Огромная, вся покрытая татуировками, рука Бриггса появилась передо мной и выключила кран. Его решимость пробиться в мое сознания окрепла, когда он развернул меня к себе лицом. Он не был нежным, и выражение его лица говорило о том, что ему осточертело играть в дурака. Он схватил мои руки своими громадными ручищами и держал меня так, что сбежать было невозможно. Вся верхняя часть меня – с головы до талии – была мокрой от слез, которые текли по моему лицу и были явным признаком того, что мне больно.
‒ А теперь слушай меня. Я здесь не для того, чтобы играть в игры.

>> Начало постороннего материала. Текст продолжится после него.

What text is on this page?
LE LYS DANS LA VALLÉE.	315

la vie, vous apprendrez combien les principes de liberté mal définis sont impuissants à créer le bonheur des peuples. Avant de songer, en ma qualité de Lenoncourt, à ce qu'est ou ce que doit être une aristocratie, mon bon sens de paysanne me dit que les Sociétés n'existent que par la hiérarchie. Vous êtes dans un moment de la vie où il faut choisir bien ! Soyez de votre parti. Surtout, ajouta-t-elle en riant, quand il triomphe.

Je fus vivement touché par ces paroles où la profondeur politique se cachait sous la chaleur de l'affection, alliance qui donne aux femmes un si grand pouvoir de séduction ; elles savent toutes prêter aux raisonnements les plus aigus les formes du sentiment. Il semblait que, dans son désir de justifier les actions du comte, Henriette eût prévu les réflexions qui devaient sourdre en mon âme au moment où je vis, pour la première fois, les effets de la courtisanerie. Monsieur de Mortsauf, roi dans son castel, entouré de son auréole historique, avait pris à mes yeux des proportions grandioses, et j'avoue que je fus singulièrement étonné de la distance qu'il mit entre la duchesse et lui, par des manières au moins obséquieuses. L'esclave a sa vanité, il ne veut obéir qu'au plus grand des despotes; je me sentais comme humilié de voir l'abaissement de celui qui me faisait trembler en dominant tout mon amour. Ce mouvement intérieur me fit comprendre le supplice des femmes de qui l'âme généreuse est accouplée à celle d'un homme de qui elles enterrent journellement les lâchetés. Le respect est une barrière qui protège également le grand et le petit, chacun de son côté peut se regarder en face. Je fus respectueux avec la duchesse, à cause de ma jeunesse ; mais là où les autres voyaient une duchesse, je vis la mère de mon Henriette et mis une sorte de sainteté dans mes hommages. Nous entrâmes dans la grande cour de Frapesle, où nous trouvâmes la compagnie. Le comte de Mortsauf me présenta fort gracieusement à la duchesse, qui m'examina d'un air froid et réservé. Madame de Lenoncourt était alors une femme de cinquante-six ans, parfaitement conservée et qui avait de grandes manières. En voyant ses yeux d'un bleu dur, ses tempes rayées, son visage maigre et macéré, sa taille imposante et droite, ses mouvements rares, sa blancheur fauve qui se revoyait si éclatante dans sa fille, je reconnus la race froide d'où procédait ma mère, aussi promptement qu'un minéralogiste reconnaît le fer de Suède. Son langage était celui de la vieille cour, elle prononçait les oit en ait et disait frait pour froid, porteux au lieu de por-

Понимаю, что ты страдаешь, но нужно взять себя в руки. ‒ Он вышел из себя, когда с каждым словом тряс меня. Он был нацелен на то, чтобы вывести меня из этого состояния.
Мгновение слабости утихало под воздействием водки в моем теле и возрастало под гнетом моего горя. Я до боли желала, чтобы кто-то пообещал мне, что в моей жизни все наладится, что за все те испытания, что мне приходится пережить, я буду в будущем вознаграждена. Он отпустил мои руки. Большими, толстыми пальцами он гладил мои щеки, в то время как остальными пальцами, длинными и узловатыми, ерошил мне волосы. Он держал мою голову в своих руках и медленно моргал ‒ медленнее, чем когда-либо обычно, и в его глазах таились демоны, о существовании которых он предпочитал молчать. Его прикосновения заставили меня почувствовать, что боль, которую я испытывала от осознания того, кем являлась, начала растворяться. Словно он был готов пожертвовать собой ради моего блага. Я видела все, что он ненавидел в себе. Он постоянно цеплялся за ту призрачную идею, что смог кем-то стать, и на мгновение он впустил меня к себе в душу, чтобы я поняла, что и у него есть свои страхи, корни которых проникли куда глубже, чем я думала.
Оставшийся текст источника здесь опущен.